The major function 3,34 has the pending status set, which appears to be stuck on \Drover\Disk (Volume Managr – volmgr). Let’s take a closer look on the value fffffa800a03f060, which we can see by using the command !devobj as shown below:


0: kd> !devobj fffffa800a03f060

Device object (fffffa800a03f060) is for:

 DR2 \Driver\Disk DriverObject fffffa8009e53e70

Current Irp 00000000 RefCount 0 Type 00000007 Flags 01002050

Vpb fffffa8009fd50b0 Dacl fffff9a10043d7f0 DevExt fffffa800a03f1b0 DevObjExt fffffa800a03f858 Dope fffffa8009feb450

ExtensionFlags (0x00000800) 

                             Unknown flags 0x00000800

AttachedDevice (Upper) fffffa800a03fb90 \Driver\partmgr

AttachedTo (Lower) fffffa8009fe9b70 \Driver\USBSTOR


This is a USB driver, which is something that I was not expecting to have a this TMG box at all, so I decided to before even move forward ask to the TMG administrator what a USB driver is doing on TMG. TMG Administrator then clarified the scenario as follow: “We have a USB external driver attached to the system to store the full backup of the system that we perform every night.”

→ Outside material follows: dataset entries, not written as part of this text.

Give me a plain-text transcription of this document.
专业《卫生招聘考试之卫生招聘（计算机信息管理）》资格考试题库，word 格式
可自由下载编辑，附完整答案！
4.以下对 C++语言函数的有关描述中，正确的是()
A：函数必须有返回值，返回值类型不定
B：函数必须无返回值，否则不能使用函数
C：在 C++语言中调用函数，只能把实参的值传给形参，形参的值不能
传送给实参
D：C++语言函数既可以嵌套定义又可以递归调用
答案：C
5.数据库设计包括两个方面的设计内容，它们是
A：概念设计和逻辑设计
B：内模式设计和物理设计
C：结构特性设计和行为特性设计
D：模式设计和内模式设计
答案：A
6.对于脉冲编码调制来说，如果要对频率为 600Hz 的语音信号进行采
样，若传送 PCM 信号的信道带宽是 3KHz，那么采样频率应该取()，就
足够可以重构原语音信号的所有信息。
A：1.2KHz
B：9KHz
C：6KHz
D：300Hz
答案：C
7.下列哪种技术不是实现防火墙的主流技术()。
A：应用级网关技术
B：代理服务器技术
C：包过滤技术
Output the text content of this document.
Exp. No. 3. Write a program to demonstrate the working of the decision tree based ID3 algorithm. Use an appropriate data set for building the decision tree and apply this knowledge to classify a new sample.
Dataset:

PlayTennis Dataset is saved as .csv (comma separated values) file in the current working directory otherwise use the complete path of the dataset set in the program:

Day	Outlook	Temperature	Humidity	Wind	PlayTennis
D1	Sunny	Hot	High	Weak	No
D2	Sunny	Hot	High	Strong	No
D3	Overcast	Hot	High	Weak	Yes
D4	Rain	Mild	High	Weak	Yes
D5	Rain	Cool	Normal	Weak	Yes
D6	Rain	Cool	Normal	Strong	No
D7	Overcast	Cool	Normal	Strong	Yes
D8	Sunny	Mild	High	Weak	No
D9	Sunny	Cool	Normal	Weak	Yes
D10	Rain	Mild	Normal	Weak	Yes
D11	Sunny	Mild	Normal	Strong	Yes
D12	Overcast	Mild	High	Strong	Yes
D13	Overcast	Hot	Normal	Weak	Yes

The dump is quiet clear, in other words: server is waiting for the disk. At this point I can conclude that the server was hanging waiting for this USB driver, which for some reason was not responding, as a consequence the whole box stop responding (including TMG, but clearly not a TMG issue).


4. Conclusion


After start reviewing the logs from the backup software we could conclude that: the backup job was supposed to finish at 6AM, however some days was extending beyond that, when the backup was running ahead of 8AM and the production started on TMG the system presented this behavior. Backup software was performing a full backup of the system, including TMG cache folder (which by itself was 4GB). We do not recommend making a backup of TMG cache folder, this folder needs to be excluded from backup. Making backup of the cache folder can cause other issue of this nature, such as crashing Firewall Service as I mentioned in this post.  To resolve this problem we excluded the TMG cache folder from the backup and re-schedule the backup job to start at 11PM and let it run until 7AM in an attempt to avoid backup job to go beyond commercial business hours.


Comments (2)

  1. Anonymous says:

    it looks like some cases I´ve seen at a customer…An USB driver to store the backup??? Wow!!!

  2. Juniad says:

    Good Job Yuri..